In this world of suchness
there is neither self nor other-than-self.
And once you merge – you are merged into a suchness, in tathata, in understanding – there is no one as you and there is no one as other-than-you, no self, no other-than-self. In a suchness, in a deep understanding of the nature of things, boundaries disappear.
Mulla Nasruddin was ill. The doctor examined him and said, “Fine, Nasruddin, very fine. You are improving, you are doing well, everything is almost okay. Just a little thing has remained: your floating kidney is not yet right. But I don’t worry a bit about it.”
Nasruddin looked at the doctor and said, “Do you think if your floating kidney was not alright that I would worry about it?”
The mind always divides: the other and I. And the moment you divide I and the other, the other becomes the enemy, the other cannot be a friend. This is one of the basic things to be deeply understood, you need a penetration into it: the other cannot be the friend, the other is the enemy. In his very being “the other,” he is your enemy. Some are more inimical, some less, but the other remains the enemy.
Who is a friend? – the least of the enemies, really, nothing else. The friend is one who is least inimical towards you and the enemy is one who is least friendly towards you, but they stand in a queue. The friend stands nearer, the enemy further away, but they are all enemies. The other cannot be a friend. It is impossible, because with the other there is bound to be competition, jealousy, struggle.
You are fighting with friends also – of course, fighting in a friendly way. You are competing with friends also, because your ambitions are the same as theirs. You want to attain prestige, power; they also want to attain prestige and power. You would like to have a big empire around you, they also. You are fighting for the same, and only a few can have it.
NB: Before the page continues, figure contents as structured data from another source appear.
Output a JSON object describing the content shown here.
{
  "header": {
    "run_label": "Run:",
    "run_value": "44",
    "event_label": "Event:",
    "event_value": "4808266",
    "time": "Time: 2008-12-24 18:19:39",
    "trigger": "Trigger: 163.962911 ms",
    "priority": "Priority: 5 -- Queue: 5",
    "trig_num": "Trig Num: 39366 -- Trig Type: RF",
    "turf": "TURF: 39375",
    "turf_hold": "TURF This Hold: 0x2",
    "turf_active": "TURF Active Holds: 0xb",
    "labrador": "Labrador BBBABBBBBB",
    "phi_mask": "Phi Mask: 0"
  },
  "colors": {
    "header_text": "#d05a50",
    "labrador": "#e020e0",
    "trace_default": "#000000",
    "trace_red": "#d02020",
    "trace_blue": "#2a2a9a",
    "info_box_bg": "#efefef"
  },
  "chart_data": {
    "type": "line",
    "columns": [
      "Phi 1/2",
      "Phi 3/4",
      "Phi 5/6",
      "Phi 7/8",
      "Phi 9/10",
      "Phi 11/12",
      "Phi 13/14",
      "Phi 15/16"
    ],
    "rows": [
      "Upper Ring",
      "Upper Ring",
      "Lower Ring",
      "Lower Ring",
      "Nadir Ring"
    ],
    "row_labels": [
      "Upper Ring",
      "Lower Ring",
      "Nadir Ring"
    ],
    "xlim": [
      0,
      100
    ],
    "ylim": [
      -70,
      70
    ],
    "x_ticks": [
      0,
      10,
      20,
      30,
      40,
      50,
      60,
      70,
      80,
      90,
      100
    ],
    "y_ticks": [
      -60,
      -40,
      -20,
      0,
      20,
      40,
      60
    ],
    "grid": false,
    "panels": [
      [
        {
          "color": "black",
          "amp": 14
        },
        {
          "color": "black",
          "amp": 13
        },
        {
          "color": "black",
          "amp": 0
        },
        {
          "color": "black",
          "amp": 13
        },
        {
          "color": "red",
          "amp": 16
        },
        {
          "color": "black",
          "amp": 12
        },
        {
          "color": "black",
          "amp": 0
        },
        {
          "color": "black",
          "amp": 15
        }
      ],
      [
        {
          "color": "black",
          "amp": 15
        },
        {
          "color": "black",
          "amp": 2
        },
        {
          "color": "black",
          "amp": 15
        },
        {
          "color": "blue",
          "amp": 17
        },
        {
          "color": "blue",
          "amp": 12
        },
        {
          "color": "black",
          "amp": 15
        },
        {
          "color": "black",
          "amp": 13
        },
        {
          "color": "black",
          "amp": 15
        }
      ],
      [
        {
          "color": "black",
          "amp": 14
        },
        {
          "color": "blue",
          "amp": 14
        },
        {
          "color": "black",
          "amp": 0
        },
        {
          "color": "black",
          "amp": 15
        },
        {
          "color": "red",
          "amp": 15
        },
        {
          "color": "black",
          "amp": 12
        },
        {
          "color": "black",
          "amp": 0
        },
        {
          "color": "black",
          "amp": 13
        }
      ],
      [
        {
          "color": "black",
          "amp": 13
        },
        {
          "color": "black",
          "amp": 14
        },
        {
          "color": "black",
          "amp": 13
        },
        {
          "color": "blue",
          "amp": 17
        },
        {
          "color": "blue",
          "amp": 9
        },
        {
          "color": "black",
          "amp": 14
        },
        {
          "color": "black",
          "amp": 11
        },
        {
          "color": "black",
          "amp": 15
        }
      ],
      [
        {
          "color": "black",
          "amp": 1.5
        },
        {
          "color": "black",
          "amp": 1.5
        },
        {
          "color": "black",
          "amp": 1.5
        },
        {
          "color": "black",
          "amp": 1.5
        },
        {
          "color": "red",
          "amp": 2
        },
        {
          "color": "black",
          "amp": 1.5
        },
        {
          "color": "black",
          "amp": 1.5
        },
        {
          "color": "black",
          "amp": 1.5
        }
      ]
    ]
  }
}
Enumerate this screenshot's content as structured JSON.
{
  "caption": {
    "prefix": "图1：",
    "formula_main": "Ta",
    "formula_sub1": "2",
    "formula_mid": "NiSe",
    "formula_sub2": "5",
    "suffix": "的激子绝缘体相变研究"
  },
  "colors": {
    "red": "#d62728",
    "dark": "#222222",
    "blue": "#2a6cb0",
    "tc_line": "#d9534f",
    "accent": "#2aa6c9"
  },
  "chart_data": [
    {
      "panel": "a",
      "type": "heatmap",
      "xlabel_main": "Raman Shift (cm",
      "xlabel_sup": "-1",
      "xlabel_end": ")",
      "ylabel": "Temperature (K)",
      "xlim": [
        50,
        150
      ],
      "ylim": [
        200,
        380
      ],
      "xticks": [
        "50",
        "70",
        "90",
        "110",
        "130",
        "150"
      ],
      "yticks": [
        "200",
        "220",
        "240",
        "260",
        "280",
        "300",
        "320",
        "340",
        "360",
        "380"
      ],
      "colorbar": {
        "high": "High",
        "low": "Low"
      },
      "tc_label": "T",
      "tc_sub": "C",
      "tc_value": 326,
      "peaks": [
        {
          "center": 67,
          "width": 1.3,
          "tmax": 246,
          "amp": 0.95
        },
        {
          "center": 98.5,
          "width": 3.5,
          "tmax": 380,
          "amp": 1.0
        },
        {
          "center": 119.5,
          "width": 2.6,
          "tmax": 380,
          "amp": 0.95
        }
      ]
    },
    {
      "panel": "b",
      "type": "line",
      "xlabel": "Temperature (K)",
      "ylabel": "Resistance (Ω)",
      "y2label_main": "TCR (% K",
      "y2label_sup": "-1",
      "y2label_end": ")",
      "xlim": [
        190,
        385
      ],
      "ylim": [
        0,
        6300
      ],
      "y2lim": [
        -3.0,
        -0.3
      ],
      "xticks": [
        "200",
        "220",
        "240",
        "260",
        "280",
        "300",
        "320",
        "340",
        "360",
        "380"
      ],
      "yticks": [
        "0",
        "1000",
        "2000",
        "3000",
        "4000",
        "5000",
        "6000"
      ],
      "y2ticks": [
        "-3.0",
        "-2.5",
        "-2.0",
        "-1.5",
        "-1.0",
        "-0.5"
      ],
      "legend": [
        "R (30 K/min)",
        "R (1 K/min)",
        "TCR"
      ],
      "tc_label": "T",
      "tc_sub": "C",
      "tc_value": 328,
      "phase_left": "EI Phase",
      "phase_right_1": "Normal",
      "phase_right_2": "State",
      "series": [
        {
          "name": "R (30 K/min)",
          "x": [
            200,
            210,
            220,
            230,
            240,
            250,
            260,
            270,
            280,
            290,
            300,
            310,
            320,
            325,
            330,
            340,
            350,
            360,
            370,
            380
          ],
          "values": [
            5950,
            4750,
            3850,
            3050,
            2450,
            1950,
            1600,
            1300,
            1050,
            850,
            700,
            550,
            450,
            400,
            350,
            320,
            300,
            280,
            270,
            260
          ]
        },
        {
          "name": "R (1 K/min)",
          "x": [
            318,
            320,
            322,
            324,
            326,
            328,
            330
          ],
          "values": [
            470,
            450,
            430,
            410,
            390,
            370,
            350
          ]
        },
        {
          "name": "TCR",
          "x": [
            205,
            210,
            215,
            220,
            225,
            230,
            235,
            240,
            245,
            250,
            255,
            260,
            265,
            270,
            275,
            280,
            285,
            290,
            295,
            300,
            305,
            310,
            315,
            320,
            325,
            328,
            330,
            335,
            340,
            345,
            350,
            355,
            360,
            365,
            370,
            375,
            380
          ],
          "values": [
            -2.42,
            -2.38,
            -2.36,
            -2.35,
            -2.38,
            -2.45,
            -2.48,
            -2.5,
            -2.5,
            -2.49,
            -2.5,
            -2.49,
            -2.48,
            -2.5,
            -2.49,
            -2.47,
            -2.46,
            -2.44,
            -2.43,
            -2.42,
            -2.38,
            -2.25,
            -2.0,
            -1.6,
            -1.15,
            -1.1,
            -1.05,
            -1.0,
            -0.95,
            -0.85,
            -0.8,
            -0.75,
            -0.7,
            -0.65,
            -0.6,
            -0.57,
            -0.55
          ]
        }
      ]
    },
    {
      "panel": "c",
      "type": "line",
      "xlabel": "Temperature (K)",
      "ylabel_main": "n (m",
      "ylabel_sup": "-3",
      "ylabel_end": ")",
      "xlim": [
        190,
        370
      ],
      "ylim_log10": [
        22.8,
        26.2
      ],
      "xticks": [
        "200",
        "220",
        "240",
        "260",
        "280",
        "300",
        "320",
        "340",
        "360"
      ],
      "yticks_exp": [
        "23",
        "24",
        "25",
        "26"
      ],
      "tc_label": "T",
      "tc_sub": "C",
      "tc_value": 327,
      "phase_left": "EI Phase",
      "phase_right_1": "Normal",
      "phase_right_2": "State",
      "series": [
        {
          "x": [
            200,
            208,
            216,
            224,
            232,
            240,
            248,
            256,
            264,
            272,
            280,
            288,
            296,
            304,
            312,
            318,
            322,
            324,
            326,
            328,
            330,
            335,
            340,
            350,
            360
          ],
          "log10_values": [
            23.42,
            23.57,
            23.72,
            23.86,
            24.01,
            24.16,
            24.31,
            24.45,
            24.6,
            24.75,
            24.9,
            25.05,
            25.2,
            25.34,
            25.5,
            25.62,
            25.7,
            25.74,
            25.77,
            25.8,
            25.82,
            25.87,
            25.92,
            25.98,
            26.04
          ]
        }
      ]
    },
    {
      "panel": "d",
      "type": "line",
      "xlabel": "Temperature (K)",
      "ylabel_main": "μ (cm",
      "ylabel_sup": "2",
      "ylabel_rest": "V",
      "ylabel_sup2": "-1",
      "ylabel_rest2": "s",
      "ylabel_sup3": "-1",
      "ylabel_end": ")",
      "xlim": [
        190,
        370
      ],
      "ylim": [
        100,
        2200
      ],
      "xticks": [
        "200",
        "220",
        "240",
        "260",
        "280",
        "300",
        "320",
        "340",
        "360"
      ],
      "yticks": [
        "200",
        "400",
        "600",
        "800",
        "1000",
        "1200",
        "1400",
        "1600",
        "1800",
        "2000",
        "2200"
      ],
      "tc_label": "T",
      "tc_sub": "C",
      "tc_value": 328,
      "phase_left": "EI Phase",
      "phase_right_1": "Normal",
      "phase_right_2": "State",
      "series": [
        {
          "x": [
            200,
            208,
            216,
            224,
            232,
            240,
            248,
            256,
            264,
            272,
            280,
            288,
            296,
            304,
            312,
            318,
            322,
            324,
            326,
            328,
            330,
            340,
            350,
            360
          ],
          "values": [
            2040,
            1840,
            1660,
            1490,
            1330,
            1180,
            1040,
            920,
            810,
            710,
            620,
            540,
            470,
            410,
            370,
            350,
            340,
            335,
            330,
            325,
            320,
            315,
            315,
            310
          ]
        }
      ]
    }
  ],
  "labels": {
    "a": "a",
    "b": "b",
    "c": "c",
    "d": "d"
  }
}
It is impossible to have friends in the world. Buddha has friends, you have enemies. Buddha cannot have an enemy, you cannot have a friend. Why does Buddha have friends? – because the other has disappeared, now there is nobody who is other than him.
And when this “other” disappears the “I” also has to disappear, because they are two poles of one phenomenon. Here inside exists the ego, and there outside exists the other – two poles of one phenomenon. If one pole disappears, if “you” disappears, “I” disappears with it; if “I” disappears, “you” disappears.